When I first encountered the term systematic innovation it created a cognitive dissonance. The notion that innovation could be a process excited the deliberate thinker in me. However, I’ve worked in startups for over a decade and it seems like an oxymoron. Innovation is that bright spark or random event, not some derivative of Taylorism. Yet the possibility excites me, so I started doing some research.
First, it makes sense to explore the definition of innovation. The famous economist Joseph Schumpeter used the term 'creative destruction' he popularized in the 40’s. Clayton Christensen coined ‘disruption’ at the turn of the millennia. According to Schumpeter, the "gale of creative destruction" describes the "process of industrial mutation that incessantly revolutionizes the economic structure from within, incessantly destroying the old one, incessantly creating a new one”. A process which he thought to be driven by technology.

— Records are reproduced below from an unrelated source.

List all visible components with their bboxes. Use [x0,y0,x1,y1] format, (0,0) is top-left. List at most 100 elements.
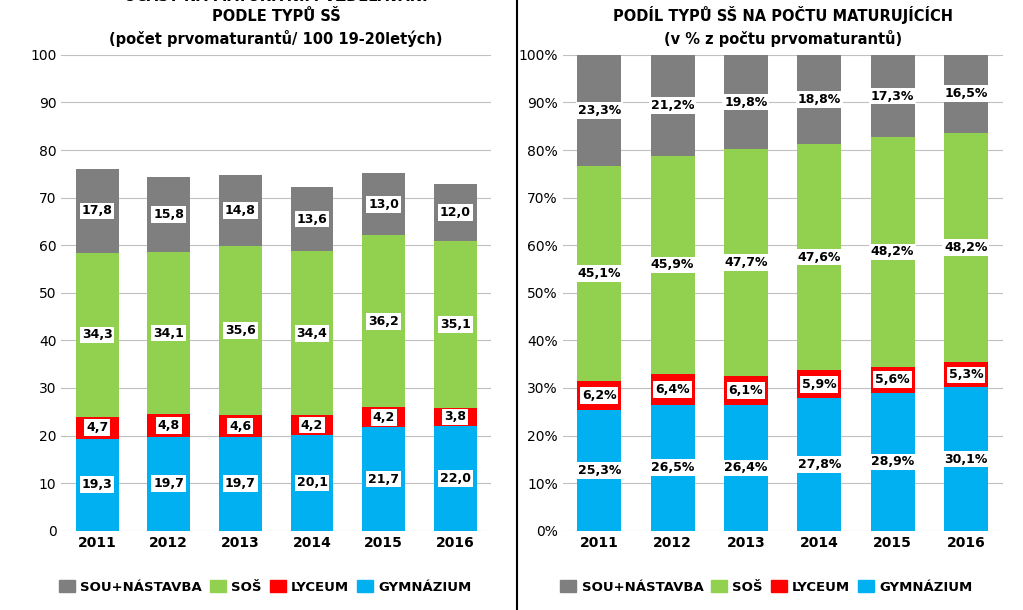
Bar [291,187,333,251]
Bar [362,428,405,531]
Text: 15,8: 15,8 [153,208,184,221]
Text: 4,6: 4,6 [229,420,252,432]
Bar [577,381,621,411]
Legend: SOU+NÁSTAVBA, SOŠ, LYCEUM, GYMNÁZIUM: SOU+NÁSTAVBA, SOŠ, LYCEUM, GYMNÁZIUM [561,580,972,594]
Bar [147,437,190,531]
Text: 21,2%: 21,2% [651,99,695,112]
Bar [577,167,621,381]
Bar [651,374,695,404]
Text: 4,7: 4,7 [86,421,108,434]
Text: 16,5%: 16,5% [944,87,987,100]
Bar [651,404,695,531]
Bar [147,177,190,252]
Text: 3,8: 3,8 [444,411,466,423]
Text: 5,3%: 5,3% [948,368,983,381]
Text: 48,2%: 48,2% [944,241,987,254]
Text: 17,8: 17,8 [82,204,113,217]
Text: 17,3%: 17,3% [871,90,915,102]
Bar [291,415,333,435]
Bar [871,367,915,393]
Title: ÚČAST NA MATURITNÍM VZDĚLÁVÁNÍ
PODLE TYPŮ SŠ
(počet prvomaturantů/ 100 19-20letý: ÚČAST NA MATURITNÍM VZDĚLÁVÁNÍ PODLE TYP… [109,0,443,47]
Bar [219,246,262,415]
Text: 30,1%: 30,1% [944,453,987,465]
Bar [76,439,119,531]
Text: 19,7: 19,7 [153,478,184,490]
Text: 20,1: 20,1 [297,476,327,489]
Text: 23,3%: 23,3% [578,104,621,117]
Text: 35,1: 35,1 [440,318,471,331]
Text: 19,7: 19,7 [225,478,256,490]
Bar [871,55,915,137]
Text: 19,3: 19,3 [82,478,113,491]
Text: 6,2%: 6,2% [582,389,617,402]
Text: 13,6: 13,6 [297,212,327,226]
Text: 4,2: 4,2 [301,418,323,431]
Bar [434,241,477,408]
Bar [362,235,405,407]
Legend: SOU+NÁSTAVBA, SOŠ, LYCEUM, GYMNÁZIUM: SOU+NÁSTAVBA, SOŠ, LYCEUM, GYMNÁZIUM [59,580,472,594]
Bar [797,54,841,144]
Text: 6,4%: 6,4% [656,383,690,396]
Text: 14,8: 14,8 [225,204,256,217]
Text: 26,4%: 26,4% [724,461,767,475]
Bar [724,149,768,376]
Bar [724,405,768,531]
Text: 4,2: 4,2 [372,411,395,424]
Bar [577,56,621,167]
Bar [724,55,768,149]
Text: 21,7: 21,7 [368,473,399,486]
Bar [76,168,119,253]
Text: 25,3%: 25,3% [578,464,621,477]
Text: 5,6%: 5,6% [876,373,909,386]
Bar [147,414,190,437]
Text: 12,0: 12,0 [440,206,471,219]
Text: 26,5%: 26,5% [651,461,695,474]
Bar [219,175,262,246]
Bar [797,370,841,398]
Bar [944,362,988,387]
Bar [147,252,190,414]
Bar [434,184,477,241]
Bar [944,387,988,531]
Text: 18,8%: 18,8% [798,93,841,106]
Bar [362,407,405,428]
Text: 13,0: 13,0 [368,198,399,211]
Bar [577,411,621,531]
Bar [651,55,695,156]
Bar [219,415,262,437]
Text: 5,9%: 5,9% [802,378,837,391]
Text: 45,9%: 45,9% [651,259,695,271]
Text: 34,3: 34,3 [82,328,113,342]
Text: 36,2: 36,2 [368,315,399,328]
Bar [76,253,119,417]
Bar [434,426,477,531]
Bar [797,144,841,370]
Text: 27,8%: 27,8% [798,458,841,471]
Text: 35,6: 35,6 [225,324,256,337]
Bar [434,408,477,426]
Bar [944,133,988,362]
Text: 28,9%: 28,9% [871,456,915,468]
Text: 34,4: 34,4 [297,327,327,340]
Bar [871,137,915,367]
Bar [651,156,695,374]
Text: 6,1%: 6,1% [728,384,763,397]
Text: 45,1%: 45,1% [578,267,621,280]
Text: 47,6%: 47,6% [798,251,841,264]
Text: 4,8: 4,8 [158,419,180,432]
Text: 47,7%: 47,7% [724,256,767,269]
Bar [219,437,262,531]
Bar [724,376,768,405]
Text: 19,8%: 19,8% [724,96,767,109]
Text: 34,1: 34,1 [153,326,184,340]
Bar [944,54,988,133]
Text: 22,0: 22,0 [440,472,471,485]
Bar [871,393,915,531]
Bar [76,417,119,439]
Title: PODÍL TYPŮ SŠ NA POČTU MATURUJÍCÍCH
(v % z počtu prvomaturantů): PODÍL TYPŮ SŠ NA POČTU MATURUJÍCÍCH (v %… [613,6,952,47]
Bar [362,173,405,235]
Bar [291,251,333,415]
Bar [797,398,841,531]
Text: 48,2%: 48,2% [871,245,915,259]
Bar [291,435,333,531]
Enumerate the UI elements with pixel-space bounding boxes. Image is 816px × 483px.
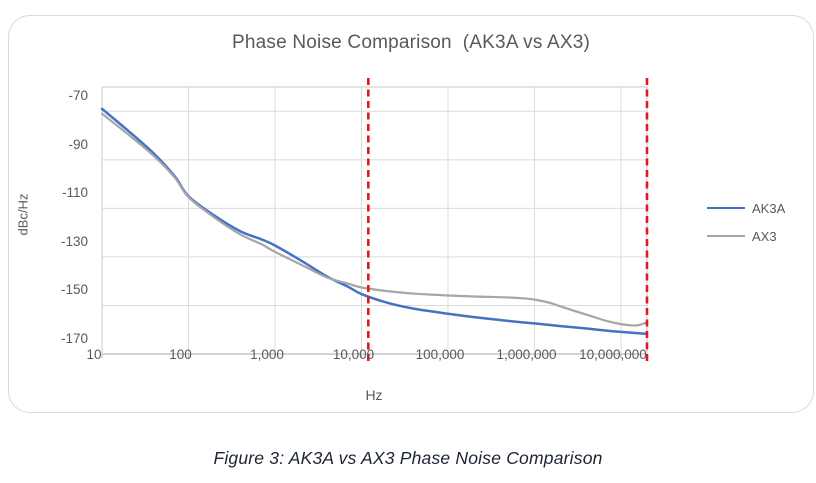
x-tick-label: 1,000,000 [496, 347, 557, 362]
legend-line-swatch-ax3 [707, 235, 745, 237]
chart-card: Phase Noise Comparison (AK3A vs AX3) dBc… [8, 15, 814, 413]
y-tick-label: -110 [61, 185, 88, 201]
y-tick-label: -70 [68, 88, 88, 104]
x-axis-title: Hz [365, 387, 383, 403]
plot-area-svg [100, 78, 649, 361]
series-line-ak3a [100, 107, 649, 336]
y-tick-label: -170 [60, 331, 88, 346]
x-tick-label: 100 [169, 347, 192, 362]
legend-item-ak3a: AK3A [707, 194, 816, 222]
x-tick-label: 10 [86, 347, 102, 362]
x-tick-label: 10,000,000 [579, 347, 647, 362]
legend-item-ax3: AX3 [707, 222, 816, 250]
y-tick-label: -150 [60, 282, 88, 298]
x-tick-label: 100,000 [415, 347, 465, 362]
legend: AK3A AX3 [707, 194, 816, 250]
y-tick-label: -130 [60, 233, 88, 249]
legend-label-ak3a: AK3A [752, 200, 786, 216]
x-tick-label: 10,000 [332, 347, 375, 362]
series-line-ax3 [100, 112, 649, 327]
legend-label-ax3: AX3 [752, 228, 777, 244]
plot-border [101, 86, 648, 355]
x-tick-label: 1,000 [250, 347, 284, 362]
chart-title: Phase Noise Comparison (AK3A vs AX3) [231, 32, 590, 53]
figure-caption: Figure 3: AK3A vs AX3 Phase Noise Compar… [213, 448, 603, 468]
legend-line-swatch-ak3a [707, 207, 745, 209]
y-tick-label: -90 [68, 136, 88, 152]
y-axis-title: dBc/Hz [15, 193, 31, 236]
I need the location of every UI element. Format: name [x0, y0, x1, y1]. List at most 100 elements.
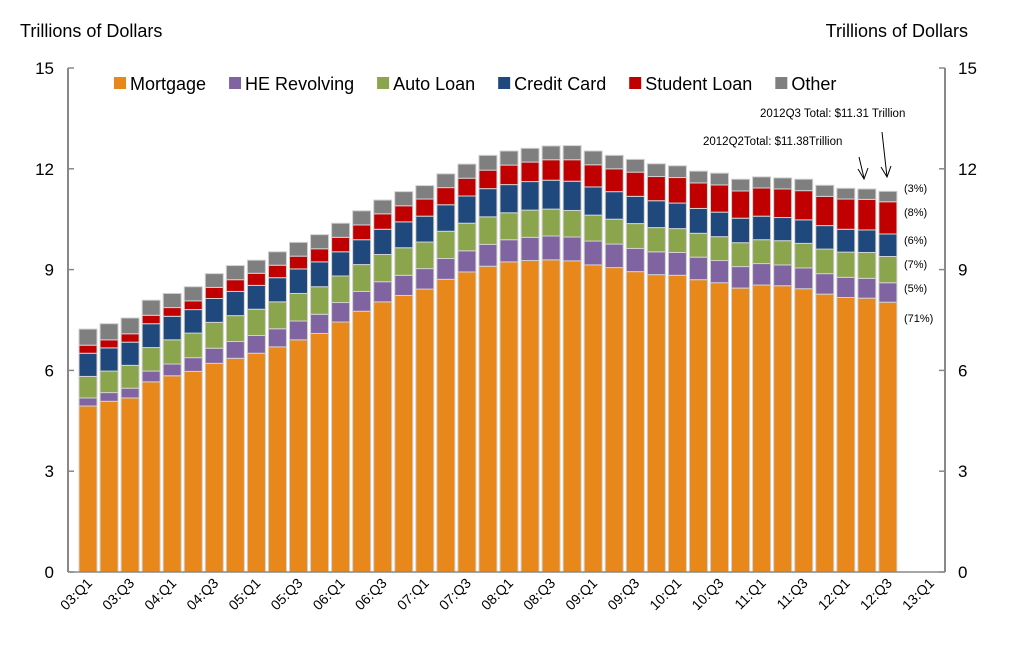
- bar-other: [773, 177, 793, 190]
- bar-he-revolving: [225, 341, 245, 359]
- bar-auto-loan: [625, 223, 645, 249]
- bar-student-loan: [583, 164, 603, 188]
- bar-he-revolving: [836, 276, 856, 298]
- bar-other: [141, 299, 161, 316]
- bar-other: [878, 190, 898, 203]
- bar-credit-card: [78, 352, 98, 377]
- bar-mortgage: [289, 339, 308, 573]
- x-tick-label: 11:Q3: [773, 575, 811, 613]
- bar-he-revolving: [183, 357, 203, 372]
- bar-he-revolving: [752, 263, 772, 286]
- bar-other: [246, 259, 266, 274]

Ken Norton, prodigious product leader at Google, thinks that innovation is a paradigm that requires a different way of thinking. Through attempting to improve a product or process by an order of magnitude are you forced to frame a different solution. 10x is a mindset, but a useful test for gauging whether an idea is innovative. Peter Drucker, the famous business and management guru, believed that innovation can be defined in terms of entrepreneurship. ‘The entrepreneur shifts economic resources out of an area of lower and into an area of higher productivity and greater yield’. That’s a dry interpretation and Drucker much preferred to avoid the theoretical, but he coined the term systematic innovation. He believed that there was a methodology by which opportunities could be found and exploited:
Inside an Industry:
Outside the Industry
If Peter Drucker was extremely conservative in risk taking, Mervin Kelly, former head of Bell Labs, was the opposite. R&D is a spectrum from pure research, to applied research, to exploratory development, to early stage development. Mervin Kelly relied on more fundamental forms of research that could then be piped into development. “Inventing the future wasn’t just a matter of inventing things for the future; it also entailed inventing ways to invent those things”. He believed that R&D could be a formula and worked to create the proper conditions for innovation:
- the world’s best scientific minds
- thinkers and doers under one roof “a physicist on the way to the cafeteria was like a magnet rolling past iron filings"
- trusted people to create and encouraged idle curiosity
- record everything in notebooks
- a problem rich environment
Many methodologies have ties to each other. For example, Bell Labs relied on good problems. Lean Startup begins with the problem definition. Clayton Christiansen relies on the ‘jobs to be done’ mindset and Kelly, thought innovation was a job to be done ‘better, cheaper, or both’. 10x thinking is present in many contemporary writings on startups. It’s where the commonality exists, I find value. Great thinkers build on those of the past and the right way of framing a problem has permanence, but is utterly simple. When Charlie Munger was asked why others haven’t followed his methodology, he quipped “because it’s too simple".
My research into systematic innovation has left me with practices of my own. When I read, I take notes. I choose what to read carefully. I write down what Drucker would consider key opportunities to exploit. I’m aware that innovation is a balance of passion and methodology. Passion can create a blinding bias I commonly refer to as ‘founder syndrome’. Methodology will keep you on the right track, but won’t keep you persisting if you don’t have passion. I look for good problems, not good ideas. I use the 10x filter. I believe that entrepreneurship is a tool. When you think you have a good idea, there are practices that can bring that notion to market effectively. Innovation requires with a proper framing of the problem, but it takes a keen mind to spot opportunities.